Discrimination cognitive, mouvement pour la Parité mentale... Le point commun entre les mots croisés du New York Times, le film Dumb and Dumber, le roman L'amie prodigieuse & co ? Tous ont disparu, ont été boycottés pour les messages qu'ils véhiculaient. Alors que sa meilleure amie Emory apprend à louvoyer pour le bien de sa carrière, Pearson a bien du mal à rentrer dans le rang. Nous voyons cette mère de famille et professeur à l'université foncer droit dans le mur en essayant de rester fidèle à ses convictions - et nous ne pouvons que la comprendre, être aussi frustré•es qu'elle. Aussi vaine et destructrice soit-elle, l'opposition m'a procuré une énergie et une endurance que l'élan impulsé par une quête plus positive ne pourra jamais égaler. Marquée par une enfance et une adolescence sur laquelle elle revient dans ce récit confession - et qui explique en partie d'où vient son caractère prompt à la rébellion, elle y souligne qu'elle est née belliqueuse et parle de son insubordination naturelle. Elle si fière de l'intelligence de ses deux aîné•es. Elle qui ne sait plus à quoi s'attendre avec sa meilleure amie Emory.

Qualifier ce roman d'intelligent est sûrement un peu facile, vu les thématiques qu'il aborde, mais il l'est bel et bien. Dans ses extrêmes, dans ses contradictions et ses contestations, dans la complexité de certaines relations et amitiés. Dans ce multivers que l'autrice nous propose, dans le portrait qu'elle dresse de cette société pas si éloignée de la nôtre. L'Amérique, la politique, le monde que nous connaissons - de 2010 à 2027. Obama, Biden, Trump, les attentats, le Covid... C'est prenant et immersif. C'est aberrant, ridicule, ahurissant et rageant. Un roman de la rentrée littéraire d'hiver à ne pas manquer ! Je veux que mon année 2026 soit marquée par des romans forts comme celui-ci, peu importe le genre ou le lectorat. Je relirai l'autrice, c'est certain.

"- [...] Tu as retenu la leçon ?
- J'ai mieux mesuré le degré de folie dans laquelle le pays a sombré, si c'est ce que tu veux dire."

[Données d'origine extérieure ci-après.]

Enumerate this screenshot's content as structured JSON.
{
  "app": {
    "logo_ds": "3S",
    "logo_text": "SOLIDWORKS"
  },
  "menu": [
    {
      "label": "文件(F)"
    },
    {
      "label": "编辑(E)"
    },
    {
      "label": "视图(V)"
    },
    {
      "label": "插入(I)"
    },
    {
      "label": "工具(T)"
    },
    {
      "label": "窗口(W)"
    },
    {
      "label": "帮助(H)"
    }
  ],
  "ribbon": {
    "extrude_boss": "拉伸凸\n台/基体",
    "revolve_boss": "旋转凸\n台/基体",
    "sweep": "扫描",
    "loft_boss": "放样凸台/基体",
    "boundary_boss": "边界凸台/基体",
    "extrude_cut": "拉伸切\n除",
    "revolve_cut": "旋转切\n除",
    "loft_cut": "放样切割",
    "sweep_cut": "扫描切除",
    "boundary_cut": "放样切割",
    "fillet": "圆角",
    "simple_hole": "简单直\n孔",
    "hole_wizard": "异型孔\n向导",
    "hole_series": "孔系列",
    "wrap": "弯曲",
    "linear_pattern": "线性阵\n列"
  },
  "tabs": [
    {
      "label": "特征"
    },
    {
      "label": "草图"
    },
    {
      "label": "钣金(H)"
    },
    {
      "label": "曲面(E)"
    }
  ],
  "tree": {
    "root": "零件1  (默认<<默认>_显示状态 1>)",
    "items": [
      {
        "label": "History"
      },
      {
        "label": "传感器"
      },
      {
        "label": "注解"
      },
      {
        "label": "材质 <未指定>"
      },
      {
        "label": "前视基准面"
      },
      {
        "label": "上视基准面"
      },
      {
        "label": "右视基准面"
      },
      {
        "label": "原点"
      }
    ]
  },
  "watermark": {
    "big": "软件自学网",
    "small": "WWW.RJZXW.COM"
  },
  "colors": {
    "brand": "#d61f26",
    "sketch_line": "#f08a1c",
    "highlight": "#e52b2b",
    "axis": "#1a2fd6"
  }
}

Marathon de lecture - Il était treize fois Noël

9 janv. 2026


Pour clôturer le challenge, un marathon de lecture est proposé au Chalet - une première pour moi. Comme dit là-bas, aucune idée du temps que j'aurai vraiment ce week-end... Surtout que je commence à apprendre le tricot et que j'ai du mal à reposer les aiguilles 🧶 On verra ce que j'arrive à lire d'aujourd'hui à dimanche soir.


 


Vendredi 09 janvier

16h00 - J'en suis à 30% dans Hystérie collective de Lionel Shriver et ma liseuse m'indique qu'il me reste cinq heures de lecture pour le terminer. C'est mon objectif du week-end. Si j'arrive à caser un autre roman, ce sera un plus.

23h20 - Quelques pages avant d'aller dormir, j'arrive à 36% et tombe de sommeil 😴


Samedi 10 janvier

8h - 39% et plus que quatre heures de lecture pour le terminer. Pause pour le p'tit déj, plus une bonne balade sous la neige. Je vais profiter de faire un tour sur vos suivis avant de manger et de reprendre la lecture (ou le tricot 🫣) après.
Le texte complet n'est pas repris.